Sur quoi le modèle MAI de Microsoft a-t-il été entraîné?

L’affirmation importante est que Microsoft a retiré le contenu synthétique généré par l’IA et entraîné MAI-Thinking-1 sans copier les outputs d’autres modèles.

Pourquoi les données d’entraînement comptent-elles ici?

Les données d’entraînement façonnent le comportement dont un modèle hérite. Des données synthétiques ou distillées peuvent rendre les capacités et leur provenance plus difficiles à auditer.

Que devraient retenir les builders de MAI-Thinking-1?

Ne jugez pas un modèle seulement selon ses benchmarks. Demandez à partir de quelles données il a appris, de quel comportement il a hérité et à quel point le laboratoire est transparent.

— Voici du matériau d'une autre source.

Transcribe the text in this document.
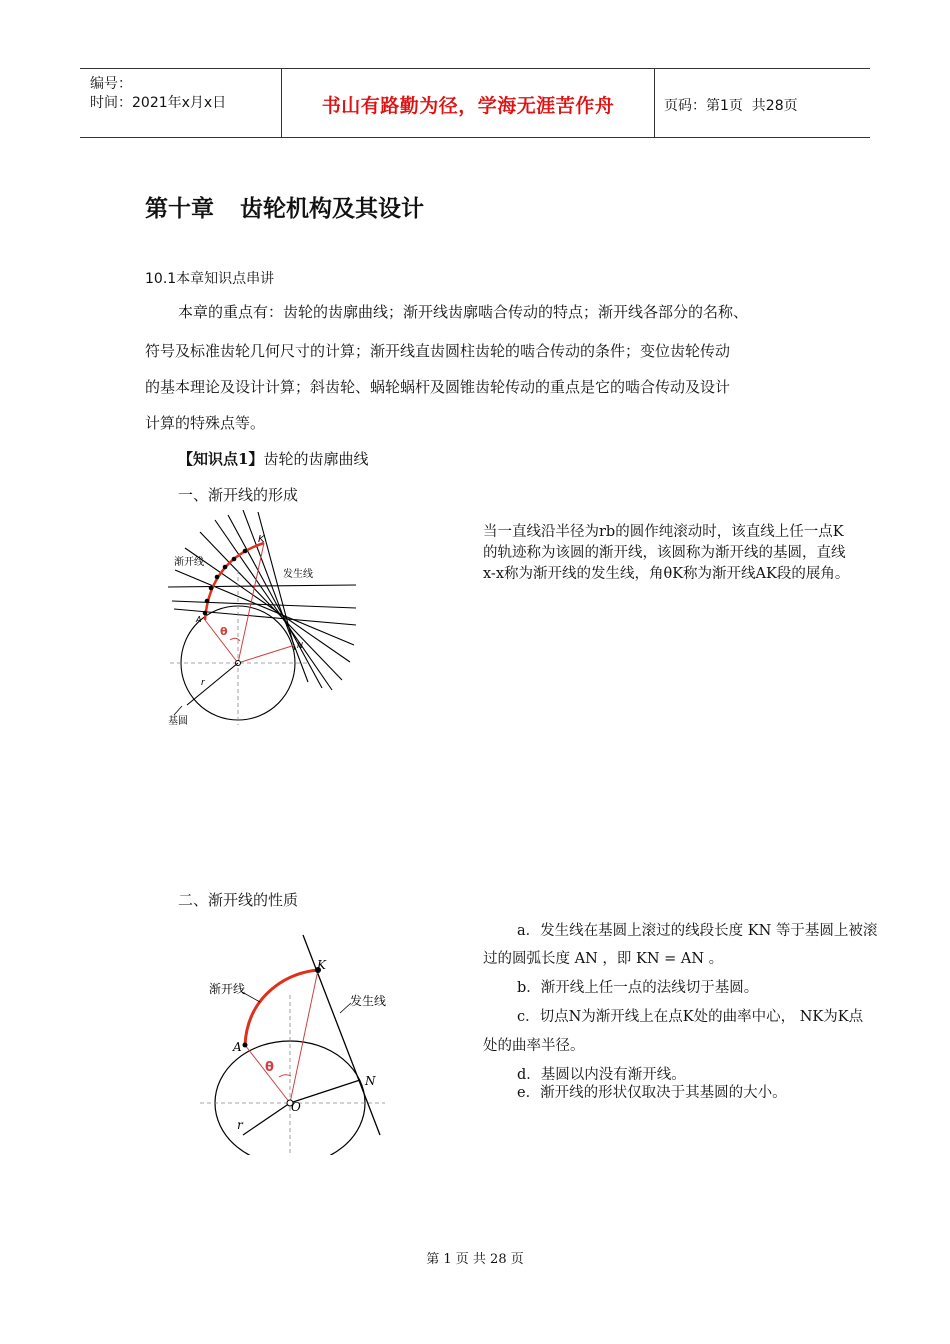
编号：
时间：2021年x月x日	书山有路勤为径，学海无涯苦作舟	页码：第1页  共28页
第十章 齿轮机构及其设计
10.1本章知识点串讲
本章的重点有：齿轮的齿廓曲线；渐开线齿廓啮合传动的特点；渐开线各部分的名称、
符号及标准齿轮几何尺寸的计算；渐开线直齿圆柱齿轮的啮合传动的条件；变位齿轮传动
的基本理论及设计计算；斜齿轮、蜗轮蜗杆及圆锥齿轮传动的重点是它的啮合传动及设计
计算的特殊点等。
【知识点1】齿轮的齿廓曲线
一、渐开线的形成
渐开线
发生线
基圆
K
A
N
r
θ
当一直线沿半径为rb的圆作纯滚动时，该直线上任一点K
的轨迹称为该圆的渐开线，该圆称为渐开线的基圆，直线
x-x称为渐开线的发生线，角θK称为渐开线AK段的展角。
二、渐开线的性质
渐开线
发生线
K
A
N
O
r
θ
a．发生线在基圆上滚过的线段长度 KN 等于基圆上被滚
过的圆弧长度 AN ，即 KN = AN 。
b．渐开线上任一点的法线切于基圆。
c．切点N为渐开线上在点K处的曲率中心， NK为K点
处的曲率半径。
d．基圆以内没有渐开线。
e．渐开线的形状仅取决于其基圆的大小。
第 1 页 共 28 页
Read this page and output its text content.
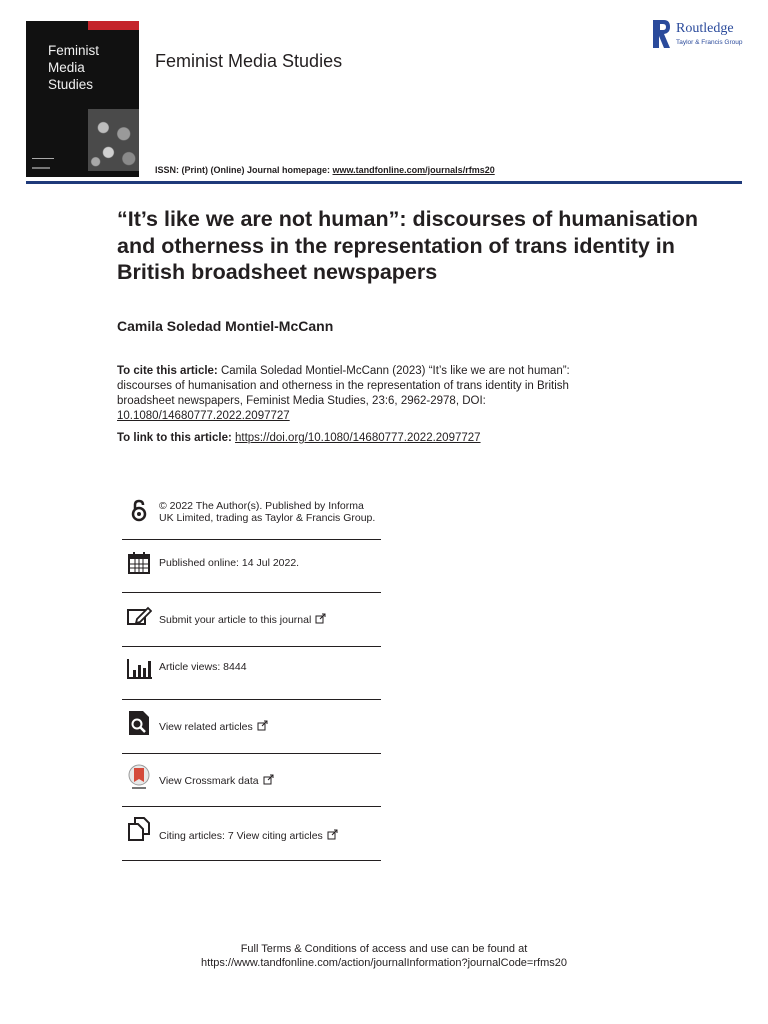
Feminist
Media
Studies
Feminist Media Studies
ISSN: (Print) (Online) Journal homepage: www.tandfonline.com/journals/rfms20
Routledge
Taylor & Francis Group
“It’s like we are not human”: discourses of humanisation and otherness in the representation of trans identity in British broadsheet newspapers
Camila Soledad Montiel-McCann
To cite this article: Camila Soledad Montiel-McCann (2023) “It’s like we are not human”: discourses of humanisation and otherness in the representation of trans identity in British broadsheet newspapers, Feminist Media Studies, 23:6, 2962-2978, DOI: 10.1080/14680777.2022.2097727
To link to this article: https://doi.org/10.1080/14680777.2022.2097727
© 2022 The Author(s). Published by Informa UK Limited, trading as Taylor & Francis Group.
Published online: 14 Jul 2022.
Submit your article to this journal
Article views: 8444
View related articles
View Crossmark data
Citing articles: 7 View citing articles
Full Terms & Conditions of access and use can be found at
https://www.tandfonline.com/action/journalInformation?journalCode=rfms20
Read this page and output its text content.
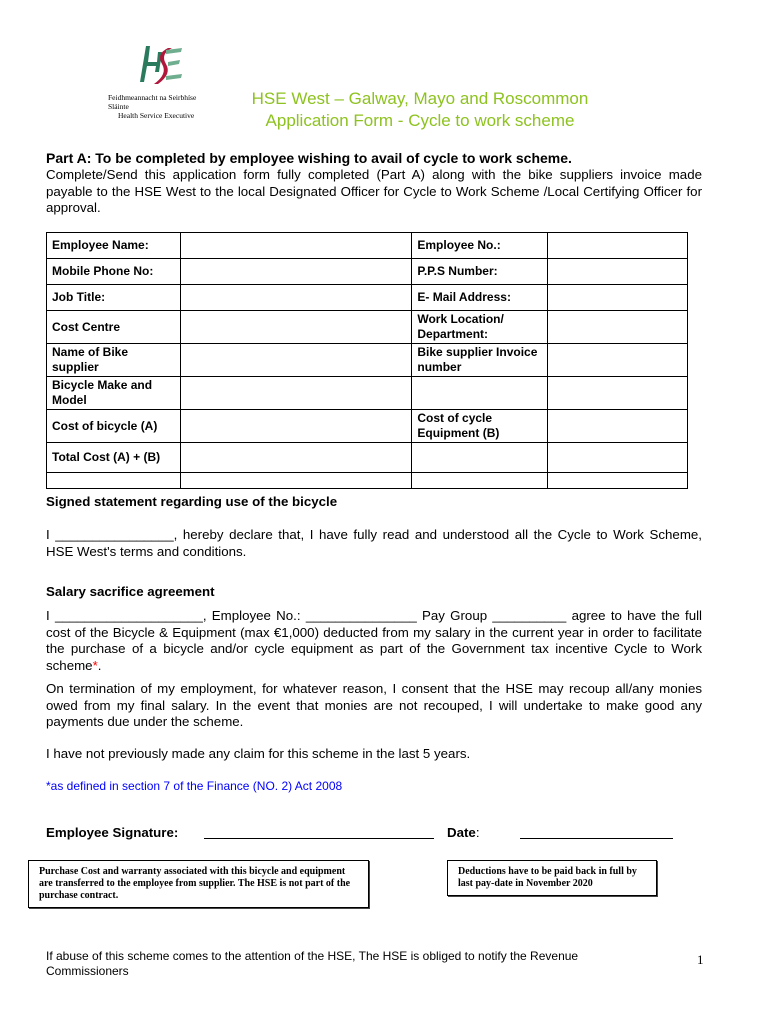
Feidhmeannacht na Seirbhíse Sláinte
Health Service Executive
HSE West – Galway, Mayo and Roscommon
Application Form - Cycle to work scheme
Part A: To be completed by employee wishing to avail of cycle to work scheme.
Complete/Send this application form fully completed (Part A) along with the bike suppliers invoice made payable to the HSE West to the local Designated Officer for Cycle to Work Scheme /Local Certifying Officer for approval.
Employee Name:		Employee No.:	
Mobile Phone No:		P.P.S Number:	
Job Title:		E- Mail Address:	
Cost Centre		Work Location/ Department:	
Name of Bike supplier		Bike supplier Invoice number	
Bicycle Make and Model			
Cost of bicycle (A)		Cost of cycle Equipment (B)	
Total Cost (A) + (B)			

Signed statement regarding use of the bicycle
I ________________, hereby declare that, I have fully read and understood all the Cycle to Work Scheme, HSE West's terms and conditions.
Salary sacrifice agreement
I ____________________, Employee No.: _______________ Pay Group __________ agree to have the full cost of the Bicycle & Equipment (max €1,000) deducted from my salary in the current year in order to facilitate the purchase of a bicycle and/or cycle equipment as part of the Government tax incentive Cycle to Work scheme*.
On termination of my employment, for whatever reason, I consent that the HSE may recoup all/any monies owed from my final salary. In the event that monies are not recouped, I will undertake to make good any payments due under the scheme.
I have not previously made any claim for this scheme in the last 5 years.
*as defined in section 7 of the Finance (NO. 2) Act 2008
Employee Signature:	Date:
Purchase Cost and warranty associated with this bicycle and equipment are transferred to the employee from supplier. The HSE is not part of the purchase contract.
Deductions have to be paid back in full by last pay-date in November 2020
If abuse of this scheme comes to the attention of the HSE, The HSE is obliged to notify the Revenue Commissioners
1
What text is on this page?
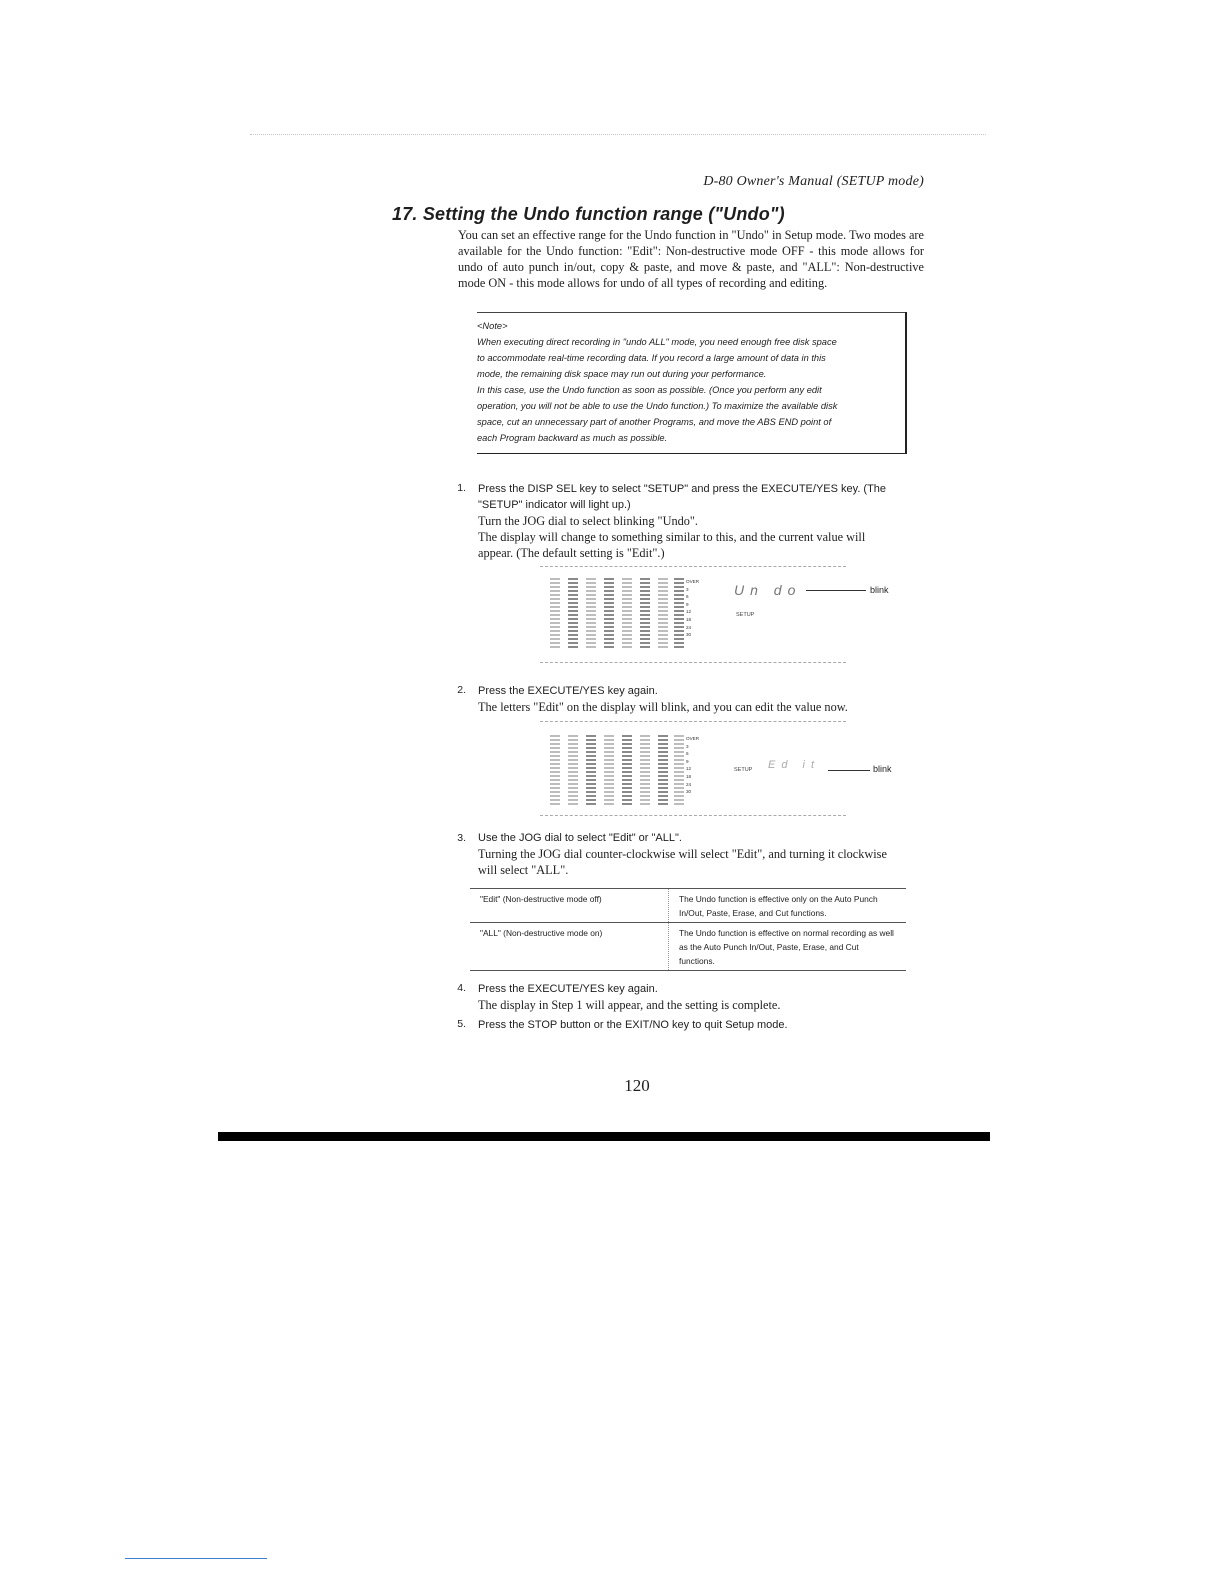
D-80 Owner's Manual (SETUP mode)
17. Setting the Undo function range ("Undo")
You can set an effective range for the Undo function in "Undo" in Setup mode. Two modes are available for the Undo function: "Edit": Non-destructive mode OFF - this mode allows for undo of auto punch in/out, copy & paste, and move & paste, and "ALL": Non-destructive mode ON - this mode allows for undo of all types of recording and editing.
<Note>
When executing direct recording in "undo ALL" mode, you need enough free disk space
to accommodate real-time recording data. If you record a large amount of data in this
mode, the remaining disk space may run out during your performance.
In this case, use the Undo function as soon as possible. (Once you perform any edit
operation, you will not be able to use the Undo function.) To maximize the available disk
space, cut an unnecessary part of another Programs, and move the ABS END point of
each Program backward as much as possible.
1. Press the DISP SEL key to select "SETUP" and press the EXECUTE/YES key. (The
"SETUP" indicator will light up.)
Turn the JOG dial to select blinking "Undo".
The display will change to something similar to this, and the current value will
appear. (The default setting is "Edit".)
OVER
3
6
9
12
18
24
30
Un do
SETUP
blink
2. Press the EXECUTE/YES key again.
The letters "Edit" on the display will blink, and you can edit the value now.
OVER
3
6
9
12
18
24
30
SETUP Ed it	blink
3. Use the JOG dial to select "Edit" or "ALL".
Turning the JOG dial counter-clockwise will select "Edit", and turning it clockwise
will select "ALL".
"Edit" (Non-destructive mode off)	The Undo function is effective only on the Auto Punch In/Out, Paste, Erase, and Cut functions.
"ALL" (Non-destructive mode on)	The Undo function is effective on normal recording as well as the Auto Punch In/Out, Paste, Erase, and Cut functions.
4. Press the EXECUTE/YES key again.
The display in Step 1 will appear, and the setting is complete.
5. Press the STOP button or the EXIT/NO key to quit Setup mode.
120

Qu’est-ce que ça signifie lorsque les capacités sont apprises plutôt qu’héritées?

Le modèle développe son comportement à partir des objectifs d’entraînement choisis au lieu de copier les traces de raisonnement générées par un autre modèle.

Pourquoi une expérience sur les données peut-elle échouer lorsqu’on la met à l’échelle?

Une méthode ajustée sur un modèle jouet peut exploiter des propriétés qui disparaissent à l’échelle du véritable entraînement.

Comment MAI-Thinking-1 peut-il avoir un billion de paramètres sans tous les utiliser pour chaque token?

Il utilise une architecture de mélange d’experts qui active environ 35 milliards de paramètres par token au lieu d’exécuter le modèle complet à chaque fois.